Understanding Task Transfer in Vision-Language Models

Published: 23 Sept 2025, Last Modified: 17 Nov 2025UniReps2025EveryoneRevisionsBibTeXCC BY 4.0
Supplementary Material: pdf
Track: Extended Abstract Track
Keywords: VLM, perception, finetuning, task transfer
TL;DR: We measure how finetuning on one perception task transfers to others in VLMs, introduce a new metric (PGF), and uncover task cliques, asymmetries, and scale effects for better training design.
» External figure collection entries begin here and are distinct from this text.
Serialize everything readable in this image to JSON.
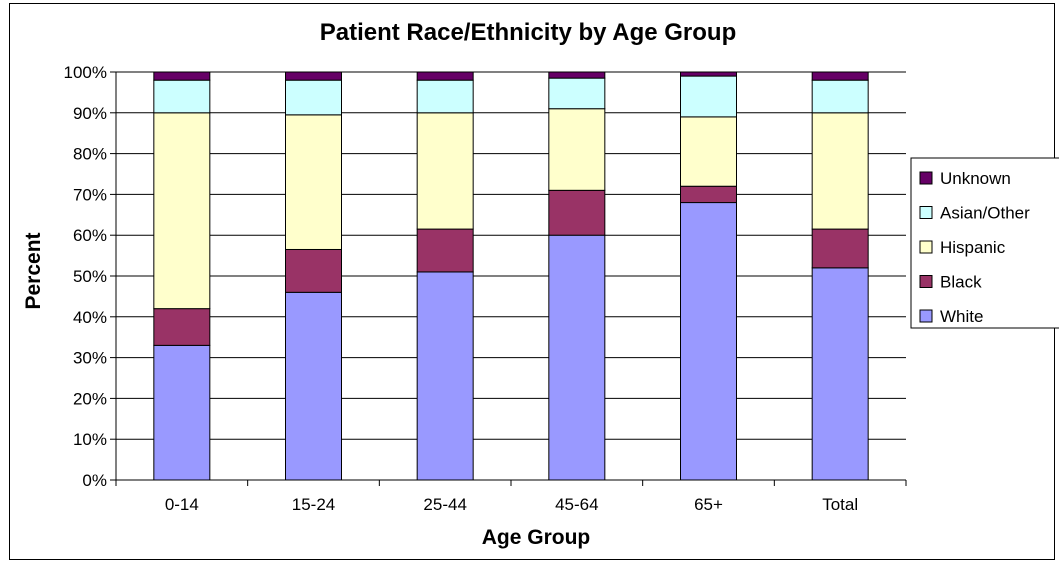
{
  "chart_data": {
    "type": "bar",
    "stacked": true,
    "percent": true,
    "title": "Patient Race/Ethnicity by Age Group",
    "xlabel": "Age Group",
    "ylabel": "Percent",
    "ylim": [
      0,
      100
    ],
    "yticks": [
      "0%",
      "10%",
      "20%",
      "30%",
      "40%",
      "50%",
      "60%",
      "70%",
      "80%",
      "90%",
      "100%"
    ],
    "grid": true,
    "legend_position": "right",
    "categories": [
      "0-14",
      "15-24",
      "25-44",
      "45-64",
      "65+",
      "Total"
    ],
    "series": [
      {
        "name": "White",
        "color": "#9999ff",
        "values": [
          33,
          46,
          51,
          60,
          68,
          52
        ]
      },
      {
        "name": "Black",
        "color": "#993366",
        "values": [
          9,
          10.5,
          10.5,
          11,
          4,
          9.5
        ]
      },
      {
        "name": "Hispanic",
        "color": "#ffffcc",
        "values": [
          48,
          33,
          28.5,
          20,
          17,
          28.5
        ]
      },
      {
        "name": "Asian/Other",
        "color": "#ccffff",
        "values": [
          8,
          8.5,
          8,
          7.5,
          10,
          8
        ]
      },
      {
        "name": "Unknown",
        "color": "#660066",
        "values": [
          2,
          2,
          2,
          1.5,
          1,
          2
        ]
      }
    ],
    "legend_order": [
      "Unknown",
      "Asian/Other",
      "Hispanic",
      "Black",
      "White"
    ]
  }
}
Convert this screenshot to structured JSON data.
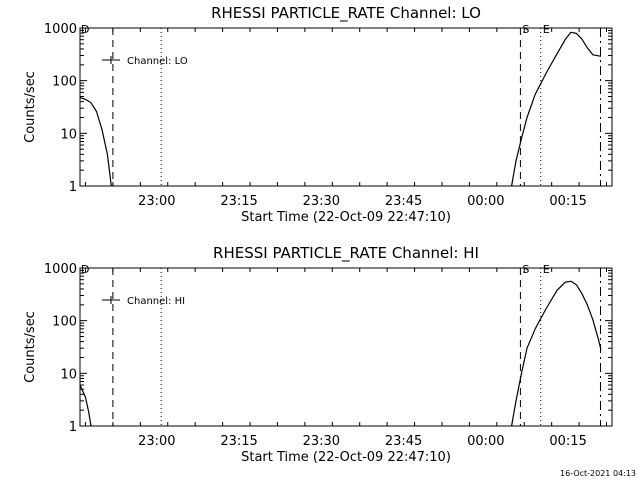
{
  "footer": {
    "timestamp": "16-Oct-2021 04:13"
  },
  "chart_data": [
    {
      "type": "line",
      "title": "RHESSI PARTICLE_RATE Channel: LO",
      "xlabel": "Start Time (22-Oct-09 22:47:10)",
      "ylabel": "Counts/sec",
      "yscale": "log",
      "ylim": [
        1,
        1000
      ],
      "xlim": [
        -1,
        96
      ],
      "x_unit": "minutes after start time",
      "x_tick_values": [
        13,
        28,
        43,
        58,
        73,
        88
      ],
      "x_tick_labels": [
        "23:00",
        "23:15",
        "23:30",
        "23:45",
        "00:00",
        "00:15"
      ],
      "y_tick_values": [
        1,
        10,
        100,
        1000
      ],
      "y_tick_labels": [
        "1",
        "10",
        "100",
        "1000"
      ],
      "legend": {
        "label": "Channel: LO",
        "position": "top-left"
      },
      "markers": [
        {
          "type": "dashed",
          "x": 5,
          "label": ""
        },
        {
          "type": "dotted",
          "x": 13.8,
          "label": ""
        },
        {
          "type": "dashed",
          "x": 79.3,
          "label": "S"
        },
        {
          "type": "dotted",
          "x": 83,
          "label": "E"
        },
        {
          "type": "dashdot",
          "x": 93.9,
          "label": ""
        }
      ],
      "corner_label": "D",
      "series": [
        {
          "points": [
            [
              -1,
              48
            ],
            [
              0,
              44
            ],
            [
              1,
              38
            ],
            [
              2,
              26
            ],
            [
              3,
              12
            ],
            [
              4,
              4
            ],
            [
              4.7,
              1
            ]
          ]
        },
        {
          "points": [
            [
              77.7,
              1
            ],
            [
              78.5,
              3
            ],
            [
              79.5,
              8
            ],
            [
              80.5,
              20
            ],
            [
              82,
              55
            ],
            [
              84,
              140
            ],
            [
              86,
              330
            ],
            [
              87.5,
              610
            ],
            [
              88.5,
              830
            ],
            [
              89.5,
              790
            ],
            [
              90.5,
              620
            ],
            [
              91.5,
              420
            ],
            [
              92.5,
              310
            ],
            [
              94,
              290
            ]
          ]
        }
      ]
    },
    {
      "type": "line",
      "title": "RHESSI PARTICLE_RATE Channel: HI",
      "xlabel": "Start Time (22-Oct-09 22:47:10)",
      "ylabel": "Counts/sec",
      "yscale": "log",
      "ylim": [
        1,
        1000
      ],
      "xlim": [
        -1,
        96
      ],
      "x_unit": "minutes after start time",
      "x_tick_values": [
        13,
        28,
        43,
        58,
        73,
        88
      ],
      "x_tick_labels": [
        "23:00",
        "23:15",
        "23:30",
        "23:45",
        "00:00",
        "00:15"
      ],
      "y_tick_values": [
        1,
        10,
        100,
        1000
      ],
      "y_tick_labels": [
        "1",
        "10",
        "100",
        "1000"
      ],
      "legend": {
        "label": "Channel: HI",
        "position": "top-left"
      },
      "markers": [
        {
          "type": "dashed",
          "x": 5,
          "label": ""
        },
        {
          "type": "dotted",
          "x": 13.8,
          "label": ""
        },
        {
          "type": "dashed",
          "x": 79.3,
          "label": "S"
        },
        {
          "type": "dotted",
          "x": 83,
          "label": "E"
        },
        {
          "type": "dashdot",
          "x": 93.9,
          "label": ""
        }
      ],
      "corner_label": "D",
      "series": [
        {
          "points": [
            [
              -1,
              6
            ],
            [
              0,
              3.5
            ],
            [
              0.6,
              1.8
            ],
            [
              1,
              1
            ]
          ]
        },
        {
          "points": [
            [
              77.7,
              1
            ],
            [
              78.5,
              3
            ],
            [
              79.5,
              10
            ],
            [
              80.5,
              30
            ],
            [
              82,
              70
            ],
            [
              84,
              170
            ],
            [
              86,
              380
            ],
            [
              87.5,
              540
            ],
            [
              88.5,
              560
            ],
            [
              89.5,
              480
            ],
            [
              90.5,
              330
            ],
            [
              91.5,
              200
            ],
            [
              92.5,
              105
            ],
            [
              93.5,
              45
            ],
            [
              94,
              28
            ]
          ]
        }
      ]
    }
  ]
}
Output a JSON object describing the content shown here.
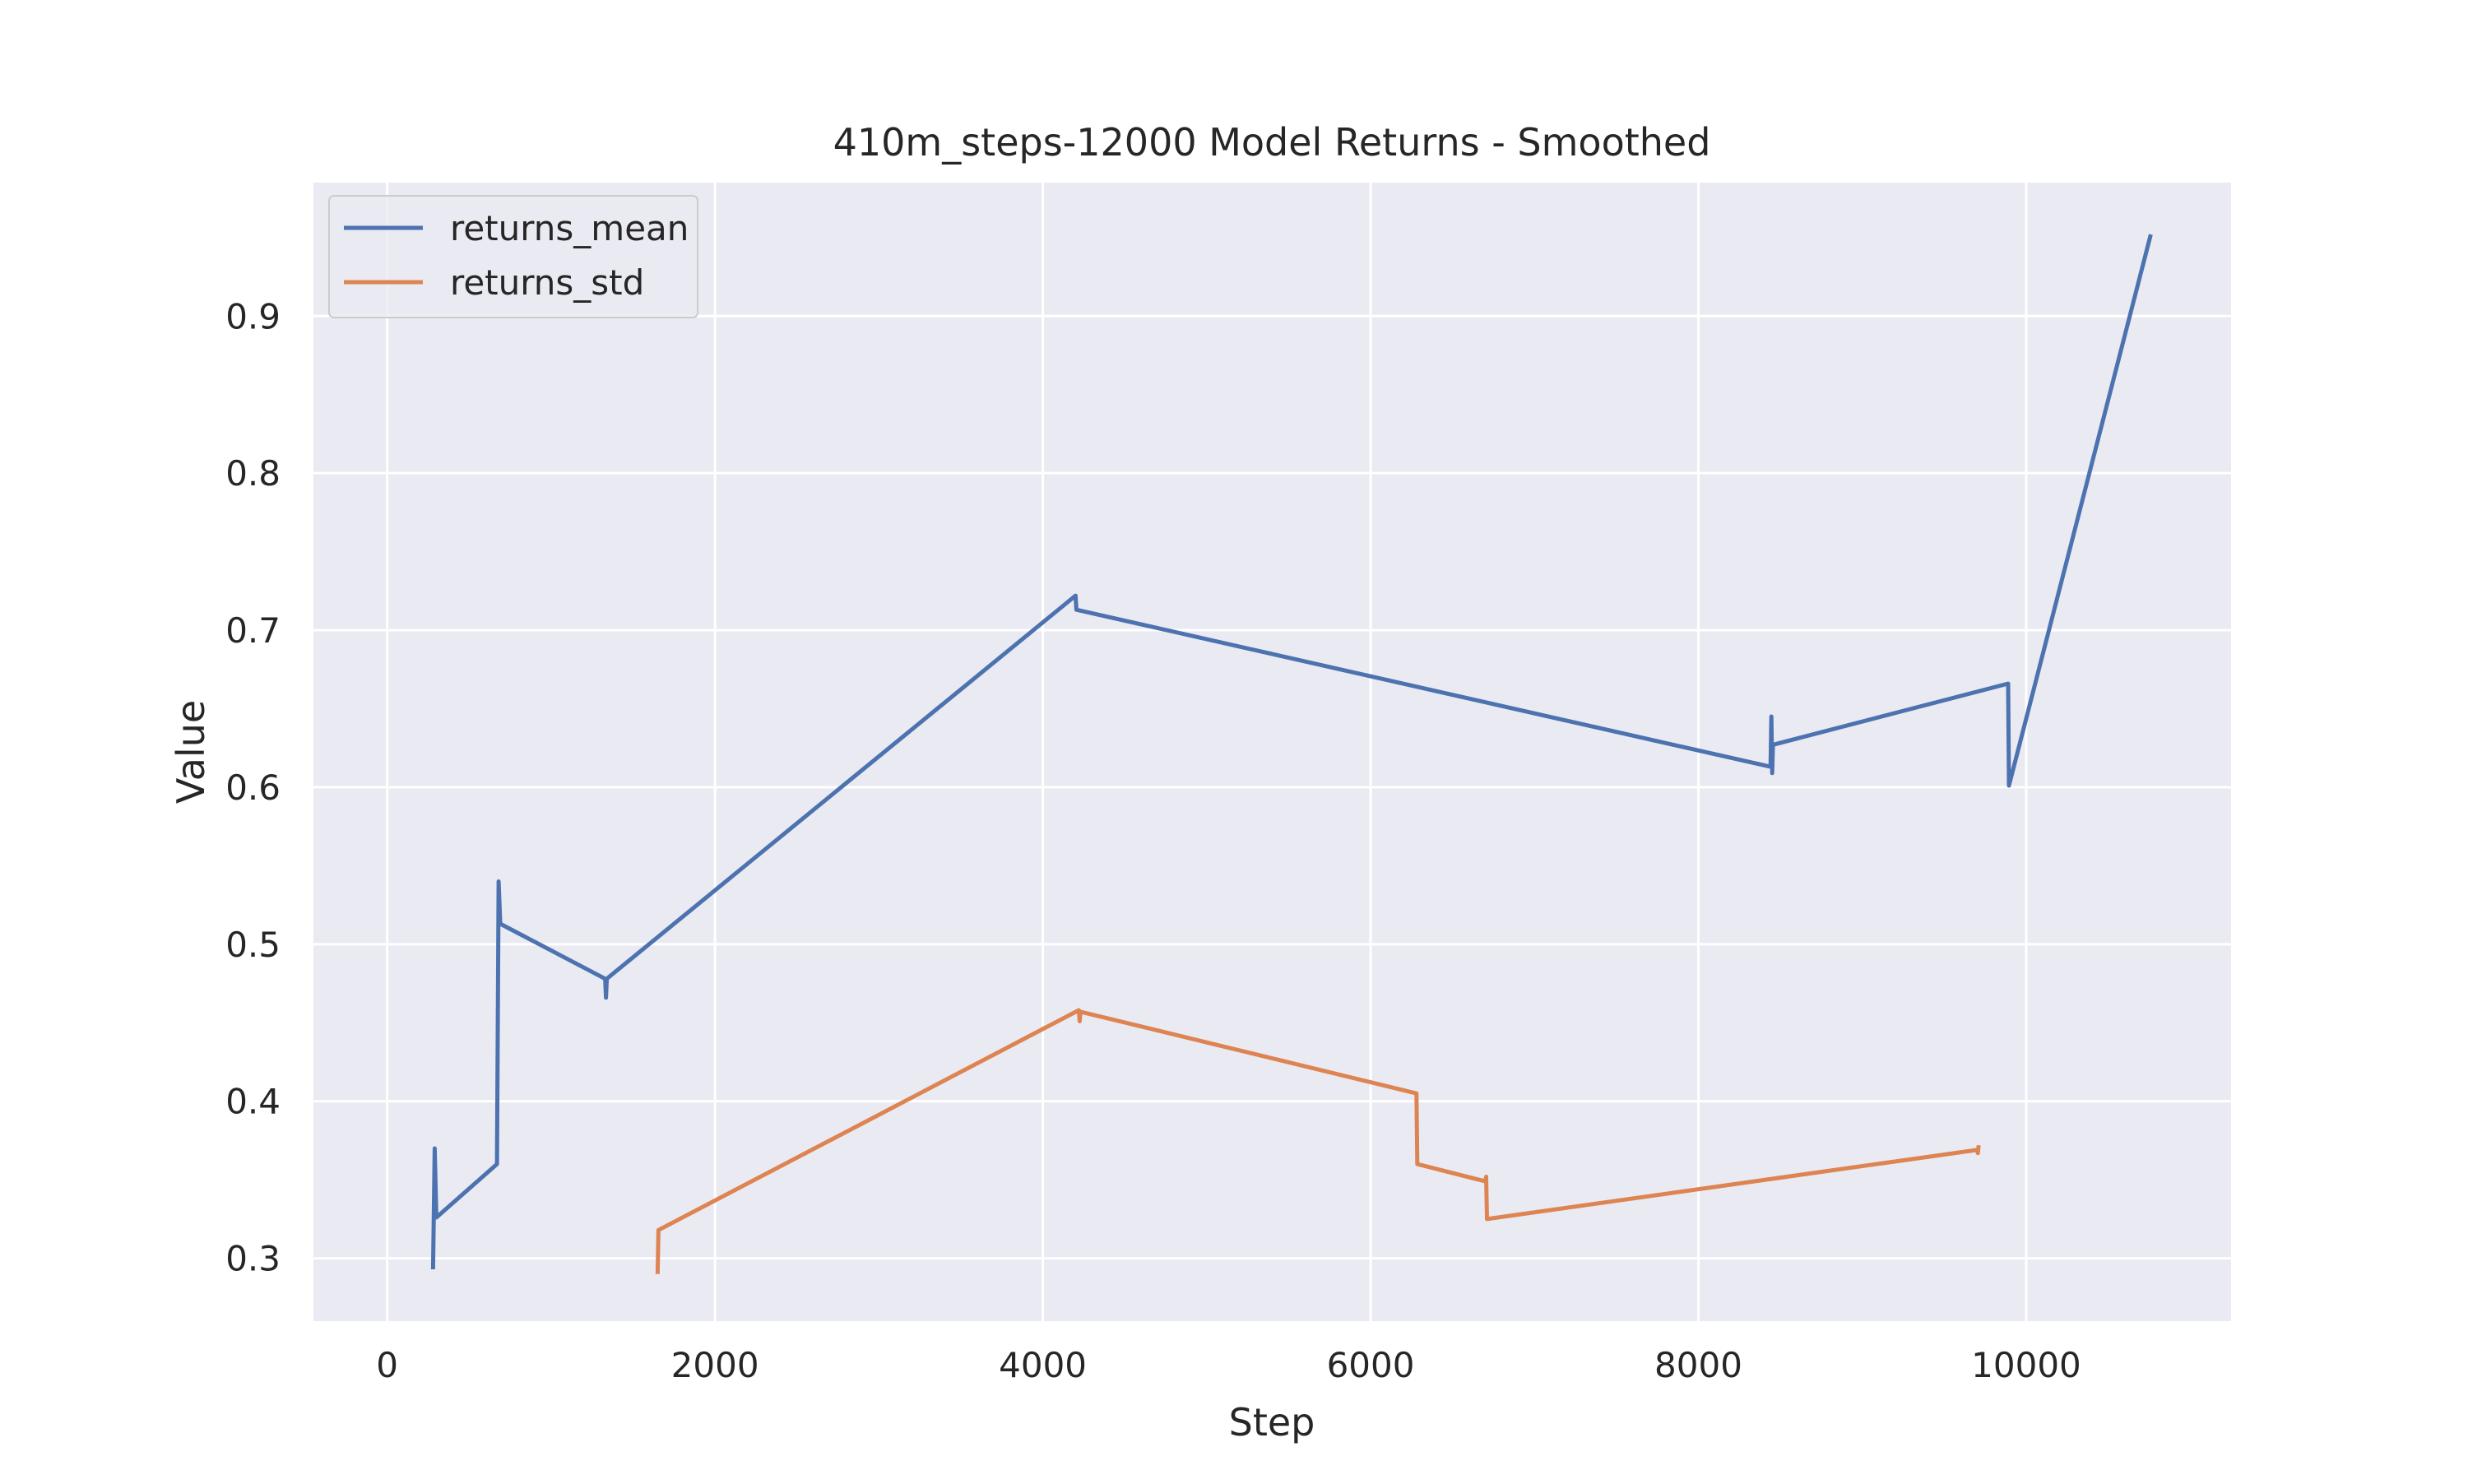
{
  "chart_data": {
    "type": "line",
    "title": "410m_steps-12000 Model Returns - Smoothed",
    "xlabel": "Step",
    "ylabel": "Value",
    "xlim": [
      -450,
      11250
    ],
    "ylim": [
      0.26,
      0.985
    ],
    "xticks": [
      0,
      2000,
      4000,
      6000,
      8000,
      10000
    ],
    "xtick_labels": [
      "0",
      "2000",
      "4000",
      "6000",
      "8000",
      "10000"
    ],
    "yticks": [
      0.3,
      0.4,
      0.5,
      0.6,
      0.7,
      0.8,
      0.9
    ],
    "ytick_labels": [
      "0.3",
      "0.4",
      "0.5",
      "0.6",
      "0.7",
      "0.8",
      "0.9"
    ],
    "grid": true,
    "legend_position": "upper-left",
    "background_color": "#eaeaf2",
    "grid_color": "#ffffff",
    "series": [
      {
        "name": "returns_mean",
        "color": "#4c72b0",
        "points": [
          [
            280,
            0.293
          ],
          [
            290,
            0.37
          ],
          [
            300,
            0.326
          ],
          [
            670,
            0.36
          ],
          [
            680,
            0.54
          ],
          [
            690,
            0.513
          ],
          [
            1330,
            0.478
          ],
          [
            1335,
            0.466
          ],
          [
            1340,
            0.478
          ],
          [
            4200,
            0.722
          ],
          [
            4205,
            0.713
          ],
          [
            8440,
            0.613
          ],
          [
            8445,
            0.645
          ],
          [
            8450,
            0.609
          ],
          [
            8455,
            0.627
          ],
          [
            9890,
            0.666
          ],
          [
            9895,
            0.601
          ],
          [
            10760,
            0.952
          ]
        ]
      },
      {
        "name": "returns_std",
        "color": "#dd8452",
        "points": [
          [
            1650,
            0.29
          ],
          [
            1655,
            0.318
          ],
          [
            4220,
            0.458
          ],
          [
            4225,
            0.451
          ],
          [
            4230,
            0.457
          ],
          [
            6280,
            0.405
          ],
          [
            6285,
            0.36
          ],
          [
            6700,
            0.349
          ],
          [
            6705,
            0.352
          ],
          [
            6710,
            0.325
          ],
          [
            9700,
            0.369
          ],
          [
            9705,
            0.367
          ],
          [
            9710,
            0.372
          ]
        ]
      }
    ]
  }
}
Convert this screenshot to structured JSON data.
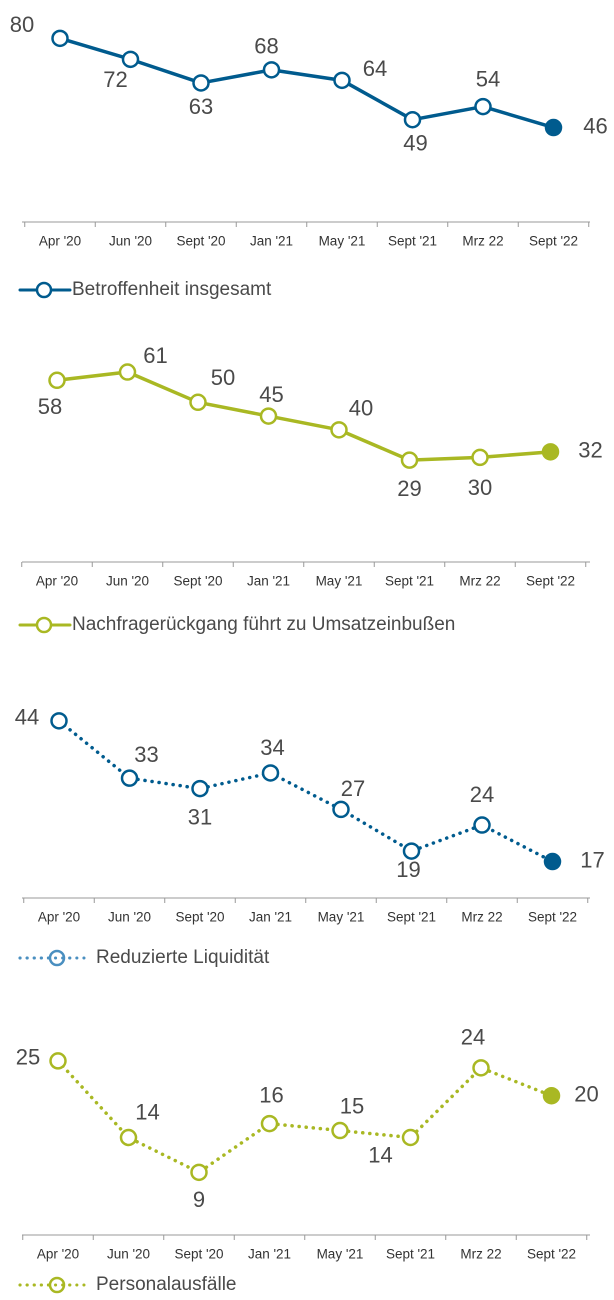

Abstract: Vision–Language Models (VLMs) have achieved strong performance across diverse multimodal benchmarks through multitask training. Yet, these models struggle on visual perception tasks, falling way behind human-level performance. These models are often finetuned on a multitude of tasks. However, it is unclear how finetuning on one perception task influences zero-shot performance on others, a question that is crucial for designing efficient training strategies. In this work, we study how finetuning on one perception task affects the model's performance on other perception tasks and present the first systematic study of task transferability in VLMs within the perception domain. We introduce Performance Gap Factor (PGF), a novel metric that quantifies transfer by jointly capturing its breadth (how many tasks are affected) and magnitude (the strength of influence). Using three open-weight VLMs across 13 perception tasks, we construct a task graph that uncovers inter-task relationships previously unexplored in the multimodal setting. Our analysis reveals distinct cliques of mutually beneficial as well as mutually detrimental tasks. We also categorise tasks into different personas based on their transfer properties. These findings highlight both opportunities for positive transfer and risks of negative interference, offering actionable guidance for curating finetuning strategies and advancing general-purpose VLMs.